The Massachusetts Turnpike, Interstate 90, is a phenomenally boring 138-mile stretch of road with an infuriatingly low 65-mph speed limit (more mind-bogglingly, it's 55 at the start) and drivers on this horrible road set cruise control to 64 mph. Oh, and there are cops. Everywhere. Marked. Unmarked. Anything they can do to get an extra buck out of the citizenry, they'll do. It's a nightmare and being back on it makes me glad I moved.
But because this road is so painfully slow for a modern, relatively straight freeway with good sight lines, it gave me the opportunity for some top-down motoring. I pulled off at a service plaza somewhere near the middle and kept the top down into New York. The toll taker in NY was not an Adam Sandler bit but he was extremely interested to know why I was driving with the top down in the winter.
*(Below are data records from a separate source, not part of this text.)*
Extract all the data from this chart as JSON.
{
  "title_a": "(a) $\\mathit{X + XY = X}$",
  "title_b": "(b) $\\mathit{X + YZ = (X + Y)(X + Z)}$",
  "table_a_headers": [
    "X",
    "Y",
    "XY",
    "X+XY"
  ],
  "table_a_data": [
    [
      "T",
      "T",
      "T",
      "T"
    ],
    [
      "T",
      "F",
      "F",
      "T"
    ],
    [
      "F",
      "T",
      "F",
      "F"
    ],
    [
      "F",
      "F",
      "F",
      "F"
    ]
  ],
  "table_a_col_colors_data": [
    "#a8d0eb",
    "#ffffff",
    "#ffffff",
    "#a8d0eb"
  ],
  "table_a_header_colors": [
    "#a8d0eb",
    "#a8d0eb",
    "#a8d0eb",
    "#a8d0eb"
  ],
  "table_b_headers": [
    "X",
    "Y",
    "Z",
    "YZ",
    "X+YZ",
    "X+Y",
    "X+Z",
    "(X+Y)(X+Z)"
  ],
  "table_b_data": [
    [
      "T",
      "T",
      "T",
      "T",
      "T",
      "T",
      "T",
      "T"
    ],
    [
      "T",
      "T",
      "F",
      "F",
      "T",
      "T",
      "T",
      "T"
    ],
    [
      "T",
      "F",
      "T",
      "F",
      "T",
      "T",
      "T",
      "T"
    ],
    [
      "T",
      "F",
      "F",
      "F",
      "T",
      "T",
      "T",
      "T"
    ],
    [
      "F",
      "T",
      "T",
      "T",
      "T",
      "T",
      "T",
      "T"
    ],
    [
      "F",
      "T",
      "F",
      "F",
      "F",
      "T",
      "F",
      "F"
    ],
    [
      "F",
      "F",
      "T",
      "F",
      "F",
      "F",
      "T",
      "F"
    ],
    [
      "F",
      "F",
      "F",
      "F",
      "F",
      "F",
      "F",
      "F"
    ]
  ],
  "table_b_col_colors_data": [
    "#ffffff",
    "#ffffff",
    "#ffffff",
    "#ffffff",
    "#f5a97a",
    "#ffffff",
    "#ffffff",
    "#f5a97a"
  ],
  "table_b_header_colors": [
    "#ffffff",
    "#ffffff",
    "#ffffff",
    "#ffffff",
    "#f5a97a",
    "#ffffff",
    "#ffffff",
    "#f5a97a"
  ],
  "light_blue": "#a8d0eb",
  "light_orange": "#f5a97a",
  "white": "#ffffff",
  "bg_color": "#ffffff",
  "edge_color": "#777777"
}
It was during this drive that I realized A) I didn't bring enough sunblock and B) that the 911's base stereo is not up to the task of cancelling out wind noise. For only $2,120, we could've upgraded to a 445-watt 12-speaker Bose stereo. Or spent $5,290 on an 821-watt Burmester kit. Either is surely better than the 9-speaker, 235-watt stock system which gets extremely tinny at the high volumes required for actually hearing it. Even with the treble set to its lowest level, it was still sub-par.
Thankfully, speed limits increased in New York (or at least people started driving faster) and the top went back up.
And then my radar detector crapped out.
The radar detector dying and the annoying stereo were quickly forgotten somewhere around Utica (I remember thinking about steamed hams) when I realized that I'd left my nice Tumi briefcase — filled with computer, iPad, iPod, digital camera, hard drives, headphones and more — on a curb in what may-or-may-not have been Cambridge.
I tested the Pirelli's stopping ability as I pulled off of the freeway as fast as possible. Screaming at myself at highway speeds didn't seem safe.
Thankfully, that 'hood is full of very nice people and my stuff was still exactly where I left it. The next day it would be safely in the hands of FedEx.
I drove the next few hundred miles in a bit of a funk and I put the top down again because being deaf seemed better than being mad.
And then, something like 800 miles into the first day's drive, cruise control died.
Our 911 doesn't have some fancy (helpful) radar-based cruise control. Just the normal kind, but still, it was helpful. The 911 has a heavy throttle pedal and holding a steady 70+ mph speed requires deliberate effort.
This additional effort turned out to be a blessing. Having to pay just a little bit more attention kept me in the game. My head was fresh and I wasn't the least bit drowsy when I pulled into a hotel in Illinois, 1,016 miles from where I started earlier in the day.